Traditional hand-crafted bamboo chasen with 80 tines — the go-to tool for smooth, lump-free matcha preparation. Suited for everyday café and restaurant use. Easy to clean, lightweight, and compatible with standard matcha bowls.
A bamboo chasen — matcha whisk — is not interchangeable with a standard kitchen tool. The specific material, construction and tine count of a chasen are directly responsible for the quality of the matcha preparation: the consistency of the emulsification, the fineness of the foam, and the absence of lumps in the final cup. We supply traditional handcrafted bamboo chasen for daily cafe use — built to the specifications that Japanese and Chinese tea ceremonies have refined over five centuries.
Bamboo is the only practical material for a chasen. Its natural combination of flexibility and tensile strength allows tines to be carved to a consistent thinness — thin enough to move through matcha suspension quickly and generate foam — while retaining enough spring to return to shape after each use without cracking or deforming. Synthetic alternatives lack the micro-surface texture of bamboo that assists emulsification; metal alternatives are too stiff and damage the ceramic bowl. Traditional chasen-making regions in Japan and China have worked exclusively with bamboo for this reason, and the tool has not changed in any fundamental way in five hundred years.

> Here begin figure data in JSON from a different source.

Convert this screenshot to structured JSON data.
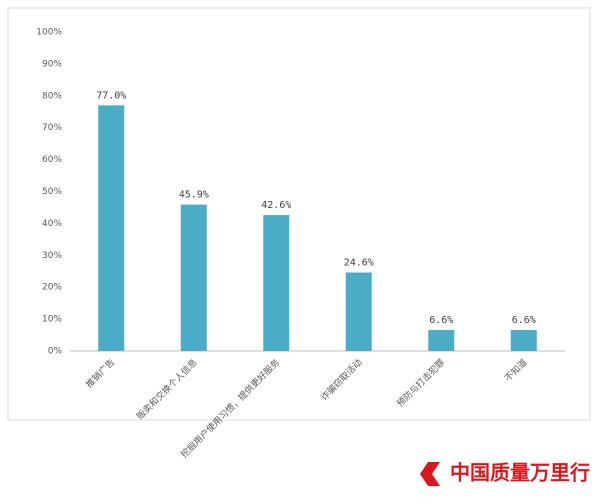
{
  "chart_data": {
    "type": "bar",
    "categories": [
      "推销广告",
      "贩卖和交换个人信息",
      "挖掘用户使用习惯，提供更好服务",
      "诈骗窃取活动",
      "预防与打击犯罪",
      "不知道"
    ],
    "values": [
      77.0,
      45.9,
      42.6,
      24.6,
      6.6,
      6.6
    ],
    "value_labels": [
      "77.0%",
      "45.9%",
      "42.6%",
      "24.6%",
      "6.6%",
      "6.6%"
    ],
    "color": "#4bacc6",
    "ylim": [
      0,
      100
    ],
    "yticks": [
      {
        "value": 0,
        "label": "0%"
      },
      {
        "value": 10,
        "label": "10%"
      },
      {
        "value": 20,
        "label": "20%"
      },
      {
        "value": 30,
        "label": "30%"
      },
      {
        "value": 40,
        "label": "40%"
      },
      {
        "value": 50,
        "label": "50%"
      },
      {
        "value": 60,
        "label": "60%"
      },
      {
        "value": 70,
        "label": "70%"
      },
      {
        "value": 80,
        "label": "80%"
      },
      {
        "value": 90,
        "label": "90%"
      },
      {
        "value": 100,
        "label": "100%"
      }
    ],
    "grid": false
  },
  "watermark": "中国质量万里行"
}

Tine count determines how quickly and effectively the whisk can break down matcha powder in water and create a stable foam. 80 tines is the accepted standard for everyday professional use: sufficient to produce a smooth, consistent result with the W-motion technique in 15 to 20 seconds, and robust enough to withstand multiple uses per day over an extended service life. For cafes preparing standard matcha lattes at volume, this is the tine count that balances performance and durability at a practical cost per unit.
A bamboo chasen will last significantly longer with proper care. After each use, rinse it immediately under warm water — never hot — while gently pressing the tines outward to release any matcha residue. Do not use soap, which strips the natural oils from the bamboo. Shake off excess water and air dry upright or on a chasen stand, with the tines pointing upward to allow them to dry in their natural shape. Never store a wet chasen in a closed container or lay it flat, as this encourages mould and causes the tines to deform. With correct care, a standard chasen will serve a moderate-volume cafe for two to four weeks before replacement is needed.